La compagnie Disney a en effet testé ces derniers mois, en accord avec six sociétés publicitaires, le « Disney Magic Words ». Basé sur l’apprentissage profond, cet outil analyse tout le contenu des services de streaming du studio, pour mieux comprendre le comportement du public vis-à-vis de ces programmes. Ces métadonnées sont ensuite recueillies, pour proposer aux spectateurs des publicités adaptées à ce qu’ils viennent de visionner. Geoffrey Calabrese, du réseau d’agence Omnicon, a ainsi déclaré fièrement que cette nouvelle technologie leur permettrait, à court terme, « de se connecter directement aux émotions du consommateur ».
Ce type d’outil est facilement transposable dans la production des grands studios américains qui, depuis des années déjà, utilisent des données démographiques et autres « focus group » pour calculer les chances de succès d’un film ou d’une série, avant d’en lancer la production. On voit donc très bien comment cette connaissance accrue du public grâce aux I.A. peut permettre de calibrer des films destinés à plaire au plus grand monde, bref à définir de façon mathématique les lois du marché.

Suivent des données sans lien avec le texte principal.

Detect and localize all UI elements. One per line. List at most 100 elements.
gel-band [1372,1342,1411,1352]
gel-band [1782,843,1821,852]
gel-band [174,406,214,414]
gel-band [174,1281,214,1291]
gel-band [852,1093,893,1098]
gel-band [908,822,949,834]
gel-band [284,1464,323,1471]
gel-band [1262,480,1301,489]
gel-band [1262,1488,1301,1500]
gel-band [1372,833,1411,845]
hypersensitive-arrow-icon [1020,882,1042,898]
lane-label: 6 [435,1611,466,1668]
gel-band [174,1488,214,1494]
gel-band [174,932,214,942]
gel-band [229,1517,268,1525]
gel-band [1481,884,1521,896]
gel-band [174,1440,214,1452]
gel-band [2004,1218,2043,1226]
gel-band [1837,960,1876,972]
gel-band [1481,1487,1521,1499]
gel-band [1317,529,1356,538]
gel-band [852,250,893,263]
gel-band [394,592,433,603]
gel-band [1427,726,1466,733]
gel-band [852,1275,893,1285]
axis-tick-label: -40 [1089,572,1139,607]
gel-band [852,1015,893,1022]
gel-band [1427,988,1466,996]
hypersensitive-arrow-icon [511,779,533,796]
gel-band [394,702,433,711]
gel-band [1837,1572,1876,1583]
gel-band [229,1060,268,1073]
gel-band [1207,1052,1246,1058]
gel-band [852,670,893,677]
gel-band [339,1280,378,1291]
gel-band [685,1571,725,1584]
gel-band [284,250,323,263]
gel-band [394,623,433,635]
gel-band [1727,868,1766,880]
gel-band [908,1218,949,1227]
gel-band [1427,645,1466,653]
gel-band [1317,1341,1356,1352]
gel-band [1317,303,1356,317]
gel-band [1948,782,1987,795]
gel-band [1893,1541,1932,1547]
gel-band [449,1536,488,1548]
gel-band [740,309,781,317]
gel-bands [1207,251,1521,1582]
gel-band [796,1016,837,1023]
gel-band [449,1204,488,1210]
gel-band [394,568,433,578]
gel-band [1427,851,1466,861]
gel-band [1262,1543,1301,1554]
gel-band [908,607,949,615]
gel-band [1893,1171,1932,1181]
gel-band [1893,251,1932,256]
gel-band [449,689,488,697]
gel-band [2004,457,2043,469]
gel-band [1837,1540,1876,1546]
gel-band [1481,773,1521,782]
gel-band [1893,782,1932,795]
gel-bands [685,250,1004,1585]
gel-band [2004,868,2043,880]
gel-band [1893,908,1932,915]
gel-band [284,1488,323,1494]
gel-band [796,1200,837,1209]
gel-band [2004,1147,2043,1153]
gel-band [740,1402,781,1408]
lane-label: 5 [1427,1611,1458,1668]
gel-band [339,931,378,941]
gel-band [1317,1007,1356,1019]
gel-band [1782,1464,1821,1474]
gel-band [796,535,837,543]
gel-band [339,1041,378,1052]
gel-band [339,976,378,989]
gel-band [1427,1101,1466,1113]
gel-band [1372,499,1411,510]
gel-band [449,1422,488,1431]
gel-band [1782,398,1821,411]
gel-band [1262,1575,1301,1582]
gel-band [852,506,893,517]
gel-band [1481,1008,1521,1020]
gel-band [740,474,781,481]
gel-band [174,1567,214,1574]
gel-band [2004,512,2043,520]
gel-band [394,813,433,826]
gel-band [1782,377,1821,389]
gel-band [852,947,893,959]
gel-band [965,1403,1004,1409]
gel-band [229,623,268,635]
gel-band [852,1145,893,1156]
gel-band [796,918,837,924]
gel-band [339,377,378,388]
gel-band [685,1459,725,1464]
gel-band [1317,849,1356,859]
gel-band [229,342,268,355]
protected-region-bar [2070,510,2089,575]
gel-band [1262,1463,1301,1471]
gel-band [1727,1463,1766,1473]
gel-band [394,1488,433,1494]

Cette menace de l’intervention de l’I.A. dans le processus créatif est d’ailleurs si prégnante que plusieurs scénaristes, parmi lesquels Shane Black (Kiss Kiss Bang Bang) et Jim Herzfeld (Mon beau-père et moi), ont mis en place The Gauntlet. Composée d’écrivains aguerris, cette société propose aux producteurs de lire les scénarios de films en développement pour leur prodiguer leurs conseils avisés, basés sur une expérience et un ressenti très humain, très subjectif et donc garanti sans I.A.
Reste que cette course technologique pour prédire les opinions du public pourrait être vaine. Les résultats au box-office le prouvent régulièrement : le septième art reste une industrie extrêmement précaire et le public une entité volubile qui continue, fort heureusement, à rester imprévisible.
L’été 2023 l’a prouvé avec brio, avec les résultats décevants du septième Mission : Impossible et du dixième Fast & Furious qui semblaient promis au succès, tandis que les challengers Barbie et Oppenheimer triomphaient.